PALU – Provinsi Sulawesi Tengah (Sulteng) secara nasional menempati peringkat lima pernikahan anak tertinggi.
Khususnya perempuan, usia di bawah 20 tahun dengan persentase 58,9 persen. Bahkan anak usia di bawah 18 tahun masih dalam angka 32 persen.
Secara nasional pernikahan anak bawah umur itu yang tertinggi adalah Sulawesi Barat (Sulbar), Kalimantan Tengah (Kalteng), Kalimantan Selatan (Kalsel) dan Kalimantan Barat (Kalbar).
Berdasarkan data yang ada, tingkat pernikahan anak tertinggi di Sulteng berada pada Kabupaten Buol. Kedua, Parigi Moutong dan Kabupaten Banggai. Sedangkan daerah dengan angka pernikahan anak terendah adalah Kota Palu.
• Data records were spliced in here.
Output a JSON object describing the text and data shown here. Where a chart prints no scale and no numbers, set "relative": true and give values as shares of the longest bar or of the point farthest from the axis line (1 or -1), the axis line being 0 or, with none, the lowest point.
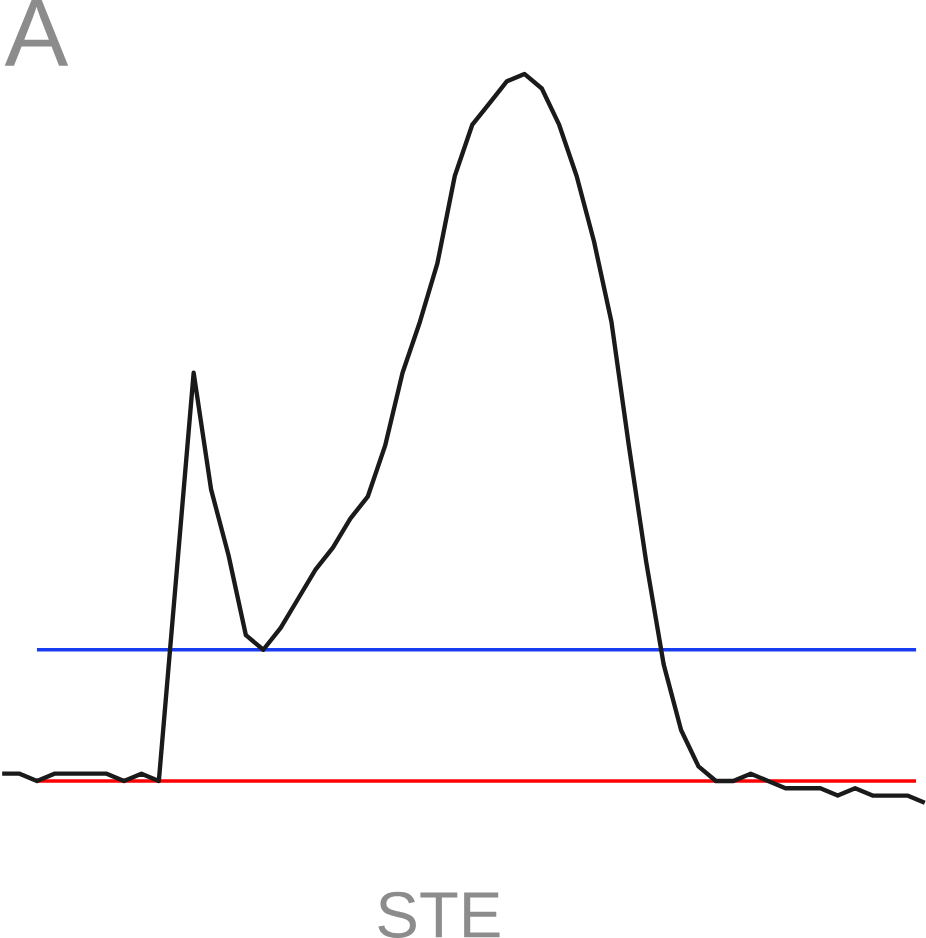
{
  "chart_data": {
    "type": "line",
    "relative": true,
    "categories": [
      null,
      null,
      null,
      null,
      null,
      null,
      null,
      null,
      null,
      null,
      null,
      null,
      null,
      null,
      null,
      null,
      null,
      null,
      null,
      null,
      null,
      null,
      null,
      null,
      null,
      null,
      null,
      null,
      null,
      null,
      null,
      null,
      null,
      null,
      null,
      null,
      null,
      null,
      null,
      null,
      null,
      null,
      null,
      null,
      null,
      null,
      null,
      null,
      null,
      null,
      null,
      null,
      null,
      null
    ],
    "series": [
      {
        "color": "#1a1a1a",
        "values": [
          0.04,
          0.04,
          0.03,
          0.04,
          0.04,
          0.04,
          0.04,
          0.03,
          0.04,
          0.03,
          0.31,
          0.59,
          0.43,
          0.34,
          0.23,
          0.21,
          0.24,
          0.28,
          0.32,
          0.35,
          0.39,
          0.42,
          0.49,
          0.59,
          0.66,
          0.74,
          0.86,
          0.93,
          0.96,
          0.99,
          1.0,
          0.98,
          0.93,
          0.86,
          0.77,
          0.66,
          0.49,
          0.33,
          0.19,
          0.1,
          0.05,
          0.03,
          0.03,
          0.04,
          0.03,
          0.02,
          0.02,
          0.02,
          0.01,
          0.02,
          0.01,
          0.01,
          0.01,
          0
        ]
      }
    ],
    "ref_lines": [
      {
        "axis": "y",
        "value": 0.21,
        "color": "#1a3cf0"
      },
      {
        "axis": "y",
        "value": 0.03,
        "color": "#ff0000"
      }
    ],
    "annotations": [
      "A",
      "STE"
    ],
    "marker": "none",
    "line_style": "solid"
  }
}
Terkait dengan hal tersebut, Kepala Perwakilan Badan Kependudukan dan Keluarga Berencana Nasional (BKKBN) Sulteng, Maria Ernawati, Selasa (10/11) mengatakan, tingginya angka pernikahan anak di Sulteng cukup mengkhawatirkan, karena dapat berdampak pada kesehatan perempuan, khususnya saat melahirkan.
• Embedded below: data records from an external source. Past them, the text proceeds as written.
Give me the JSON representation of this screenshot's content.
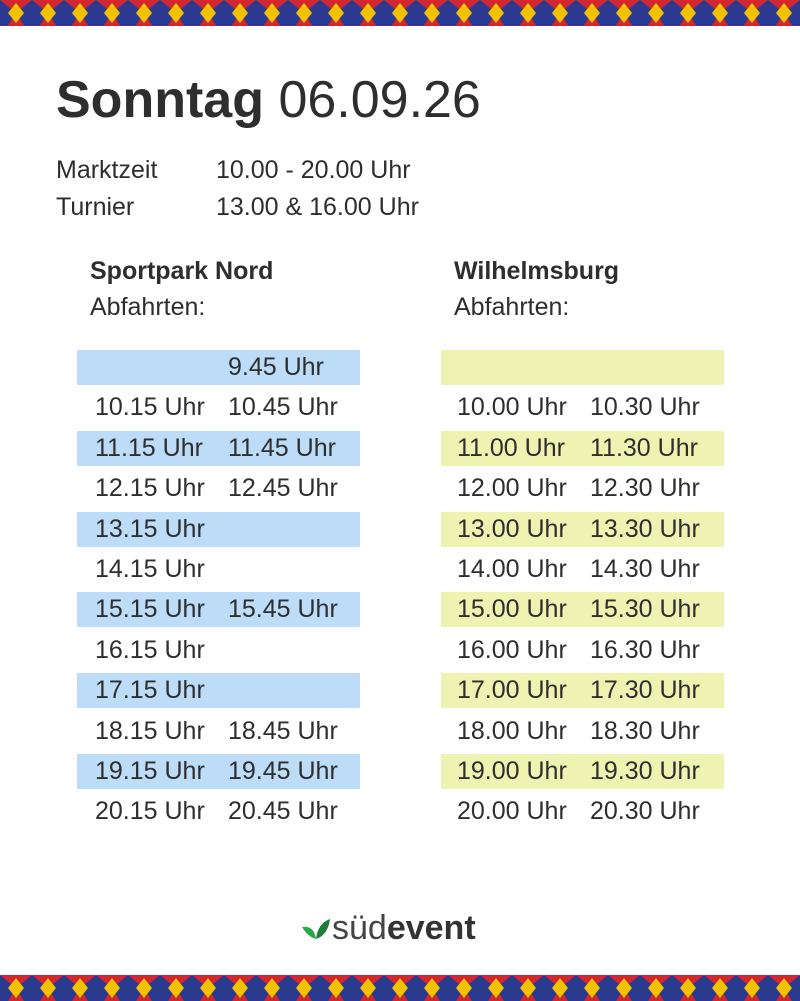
{
  "header": {
    "day": "Sonntag",
    "date": "06.09.26"
  },
  "info": [
    [
      "Marktzeit",
      "10.00 - 20.00 Uhr"
    ],
    [
      "Turnier",
      "13.00 & 16.00 Uhr"
    ]
  ],
  "columns": [
    {
      "name": "Sportpark Nord",
      "label": "Abfahrten:",
      "color": "#bcdcf7",
      "rows": [
        [
          null,
          "9.45 Uhr"
        ],
        [
          "10.15 Uhr",
          "10.45 Uhr"
        ],
        [
          "11.15 Uhr",
          "11.45 Uhr"
        ],
        [
          "12.15 Uhr",
          "12.45 Uhr"
        ],
        [
          "13.15 Uhr",
          null
        ],
        [
          "14.15 Uhr",
          null
        ],
        [
          "15.15 Uhr",
          "15.45 Uhr"
        ],
        [
          "16.15 Uhr",
          null
        ],
        [
          "17.15 Uhr",
          null
        ],
        [
          "18.15 Uhr",
          "18.45 Uhr"
        ],
        [
          "19.15 Uhr",
          "19.45 Uhr"
        ],
        [
          "20.15 Uhr",
          "20.45 Uhr"
        ]
      ]
    },
    {
      "name": "Wilhelmsburg",
      "label": "Abfahrten:",
      "color": "#eff3b2",
      "rows": [
        [
          null,
          null
        ],
        [
          "10.00 Uhr",
          "10.30 Uhr"
        ],
        [
          "11.00 Uhr",
          "11.30 Uhr"
        ],
        [
          "12.00 Uhr",
          "12.30 Uhr"
        ],
        [
          "13.00 Uhr",
          "13.30 Uhr"
        ],
        [
          "14.00 Uhr",
          "14.30 Uhr"
        ],
        [
          "15.00 Uhr",
          "15.30 Uhr"
        ],
        [
          "16.00 Uhr",
          "16.30 Uhr"
        ],
        [
          "17.00 Uhr",
          "17.30 Uhr"
        ],
        [
          "18.00 Uhr",
          "18.30 Uhr"
        ],
        [
          "19.00 Uhr",
          "19.30 Uhr"
        ],
        [
          "20.00 Uhr",
          "20.30 Uhr"
        ]
      ]
    }
  ],
  "logo": {
    "part1": "süd",
    "part2": "event"
  }
}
Olehnya BKKBN Sulteng menginisiasi program integrasi lintas sektor bernama ‘Patujua’. Program tersebut sudah dibentuk sejak beberapa bulan lalu bersama sejumlah instansi terkait lainnya, seperti Dinas Pemberdayaan Perempuan dan Perlindungan Anak (DP3A), Dinas Kesehatan (Dinkes), Dinas Sosial (Dinsos) dan Kementerian agama (Kemenag).
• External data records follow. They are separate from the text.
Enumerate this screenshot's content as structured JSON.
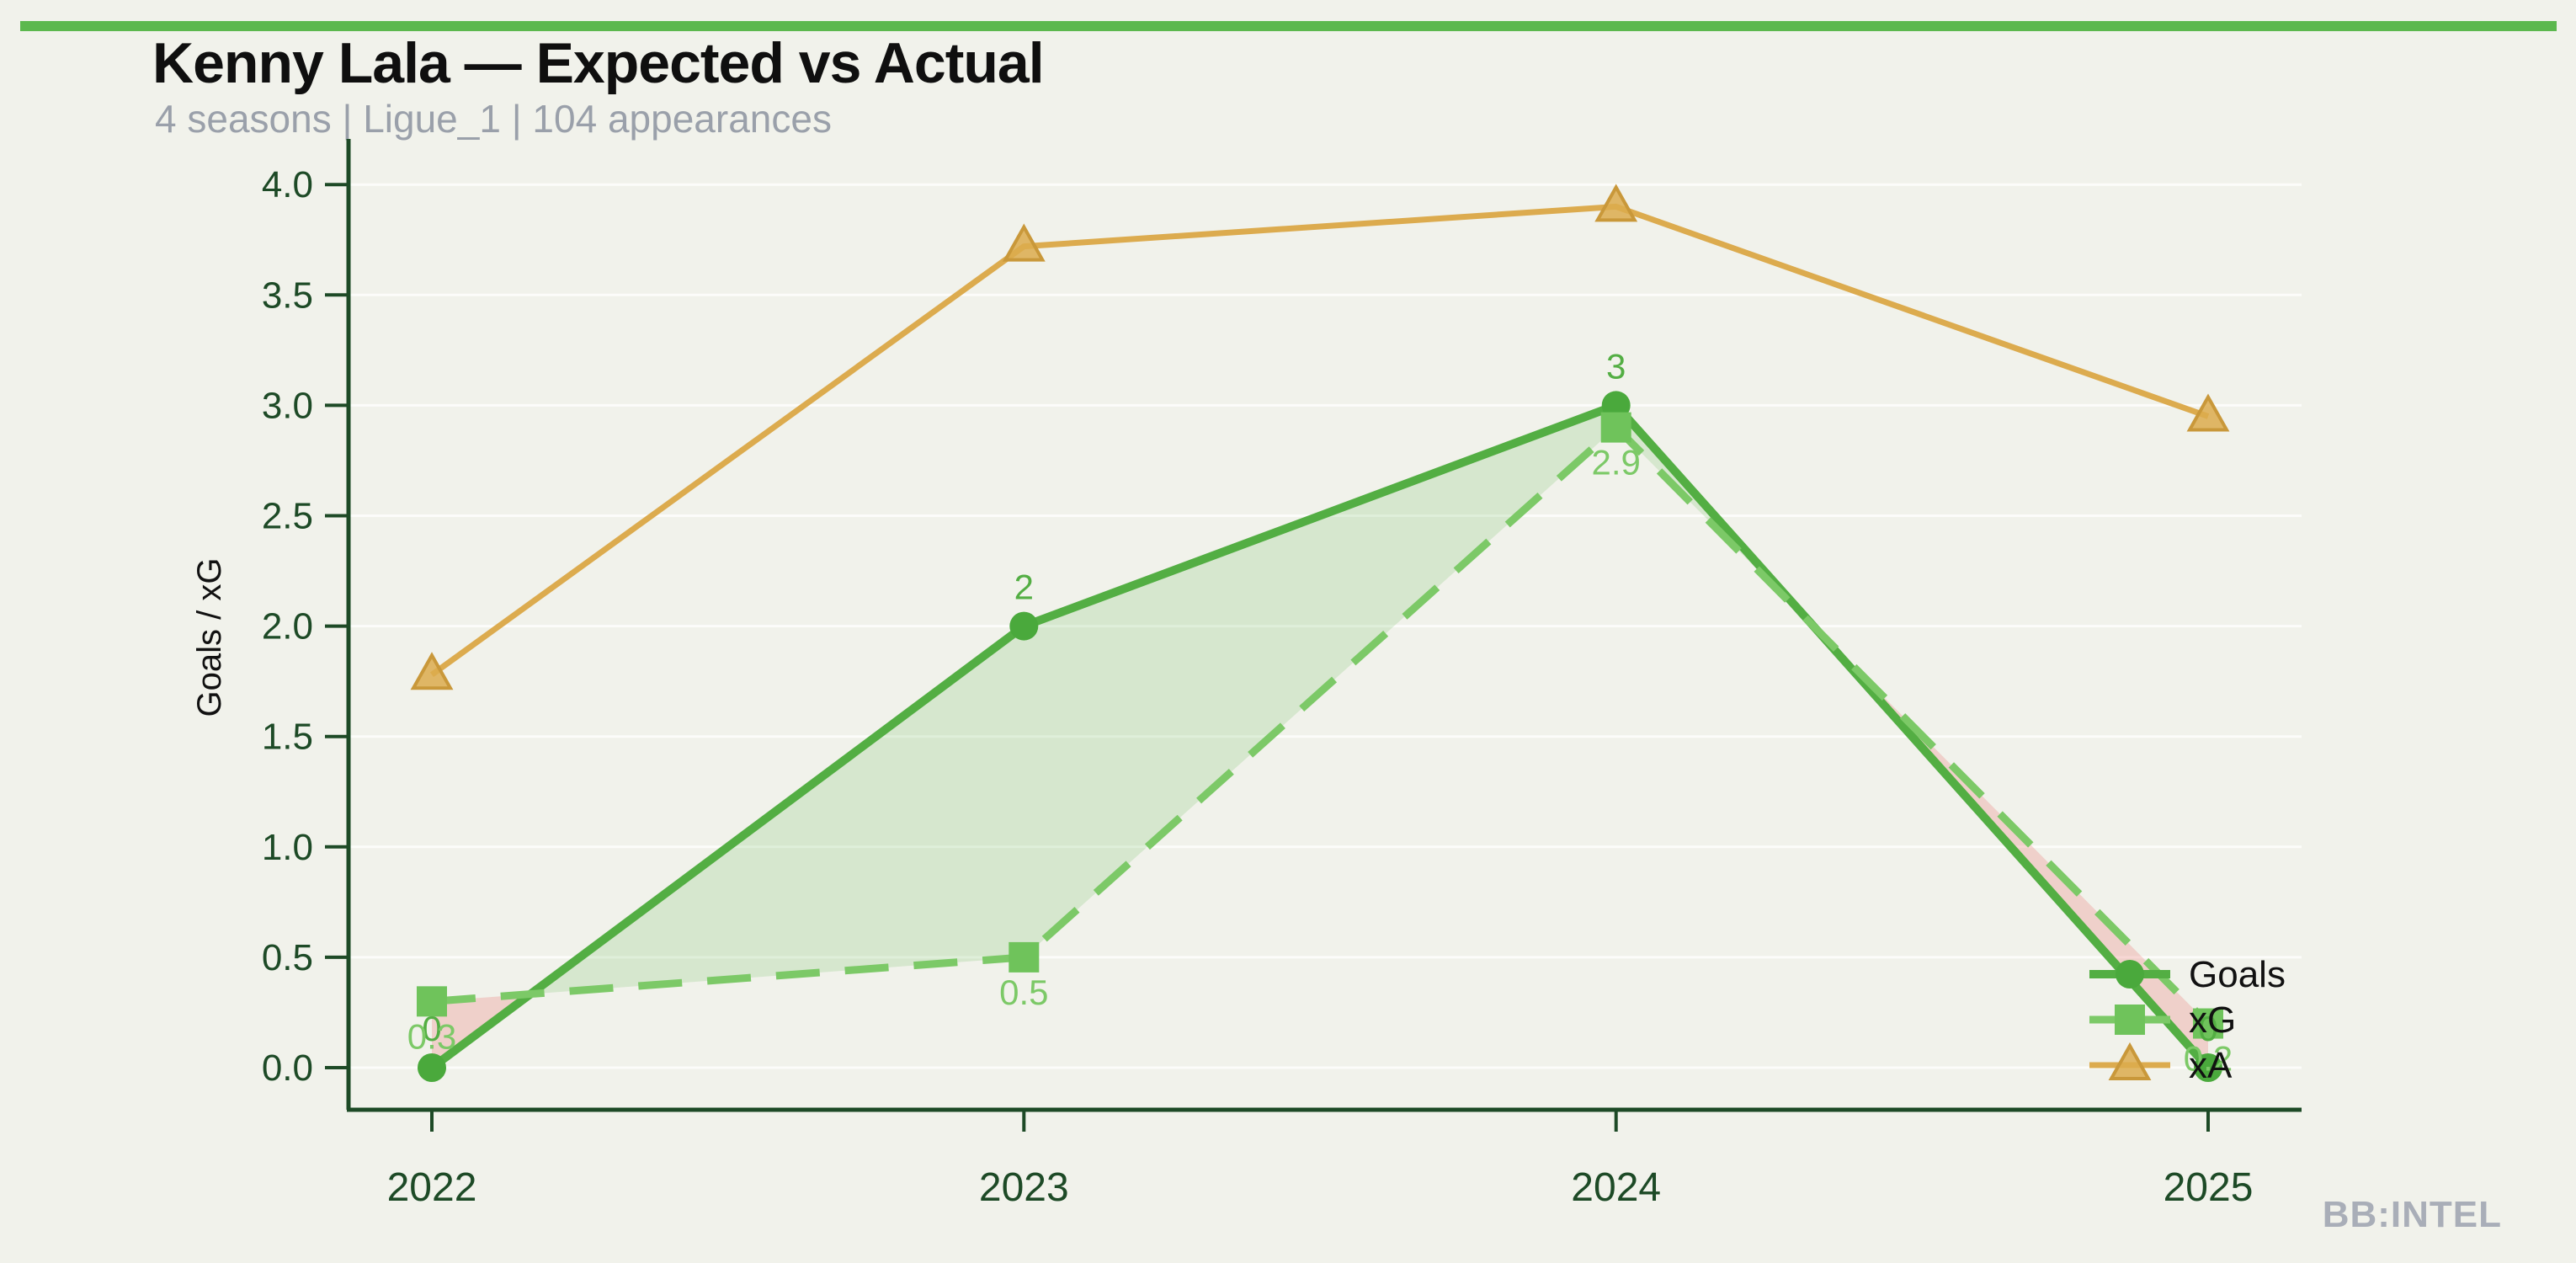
{
  "header": {
    "title": "Kenny Lala — Expected vs Actual",
    "subtitle": "4 seasons | Ligue_1 | 104 appearances"
  },
  "footer": {
    "brand": "BB:INTEL"
  },
  "legend": {
    "items": [
      "Goals",
      "xG",
      "xA"
    ]
  },
  "colors": {
    "background": "#f1f2eb",
    "top_bar": "#5cb84e",
    "goals_line": "#53ae43",
    "goals_marker": "#4aa93c",
    "xg_line": "#7cc967",
    "xg_marker": "#6fc35b",
    "xa_line": "#dcab4e",
    "xa_marker_stroke": "#c9983a",
    "fill_goals_over_xg": "rgba(110,190,90,0.20)",
    "fill_xg_over_goals": "rgba(235,130,125,0.30)",
    "axis": "#1d4a26",
    "grid": "rgba(255,255,255,0.75)",
    "ylabel_text": "#111111",
    "legend_text": "#111111"
  },
  "chart_data": {
    "type": "line",
    "title": "Kenny Lala — Expected vs Actual",
    "xlabel": "",
    "ylabel": "Goals / xG",
    "categories": [
      "2022",
      "2023",
      "2024",
      "2025"
    ],
    "series": [
      {
        "name": "Goals",
        "values": [
          0,
          2,
          3,
          0
        ],
        "point_labels": [
          "0",
          "2",
          "3",
          "0"
        ],
        "style": "solid",
        "marker": "circle"
      },
      {
        "name": "xG",
        "values": [
          0.3,
          0.5,
          2.9,
          0.2
        ],
        "point_labels": [
          "0.3",
          "0.5",
          "2.9",
          "0.2"
        ],
        "style": "dashed",
        "marker": "square"
      },
      {
        "name": "xA",
        "values": [
          1.78,
          3.72,
          3.9,
          2.95
        ],
        "point_labels": null,
        "style": "solid",
        "marker": "triangle"
      }
    ],
    "ylim": [
      0,
      4
    ],
    "yticks": [
      "0.0",
      "0.5",
      "1.0",
      "1.5",
      "2.0",
      "2.5",
      "3.0",
      "3.5",
      "4.0"
    ],
    "grid": true,
    "legend_position": "lower right",
    "fill_between": "Goals vs xG (green where Goals > xG, pink where xG > Goals)"
  }
}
“Dalam bahas Kaili, Patujua berarti menuju tujuan bersama. Patujua ini merupakan satu inisiasi program terpadu. Sebetulnya untuk menekan pernikahan anak sudah banyak instansi punya program. Sayangnya, selama ini masih jalan sendiri. DP3A jalan sendiri, BKKBN jalan sendiri, Dinas Sosial jalan sendir, dinas lain juga begitu. Melalui ‘Patujua’ kita padukan menjadi program bersama,” kata Maria Ernawati, di Palu. Selasa 10 November 2020.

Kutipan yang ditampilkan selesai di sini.